The Blue Ringed Octopus:

[Not my picture since the rings only show up when this thing is angry and I'm sure there is some law against museums building contraptions to piss these creatures off]
Octopi and Squid are some of my favorite animals in the sea primarily for one reason: there is no limit to how big they can get. Most animals are limited by the structural integrity of bone, you will never see a human over 10 feet tall because the weight can not be supported by bone. Cephalopods don’t have this worry as the only cartilage they possess is in their non-weight-bearing beak, those reports of giant Krakens attacking boats ala Jules Verne, while improbable is at least possible. In the dark deep ocean there could be a 100 foot (not counting tentacles) Squid waiting, plotting…
This octopus however is not one of those creatures. In fact it’s one of the smallest Octopi measuring between 5 and 8 inches. Again, though, it’s the poison that makes it a killer. The salivary glands of the creature contain a bacteria which produces its venom, a venom which possesses 10 different toxins that in combination have no known anti-venom and is entirely fatal. If you are ever in the water and see a small yellow octopus become spotted with blue rings remember this, “before you die you see the rings.” Swim the hell away!

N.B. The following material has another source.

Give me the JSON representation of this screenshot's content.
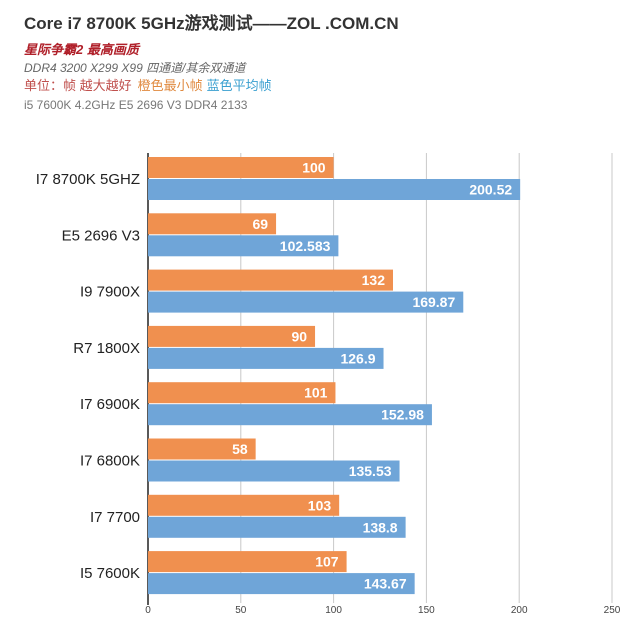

It’s not cute, it’s not pretty, it’s nature’s warning for you to get out of the water and move to the desert. The primary toxin is TTX (found also in Puffer fish-which are pretty lame otherwise), which blocks the movement of sodium ions across neural fibers causing paralysis of the muscles and heart. The victim dies within minutes of asphyxiation if rescue breathing is not administered right away, the worst part? That said victim will be completely conscious despite all outward appearance of being dead (dilated and fixed pupils, lack of breathing).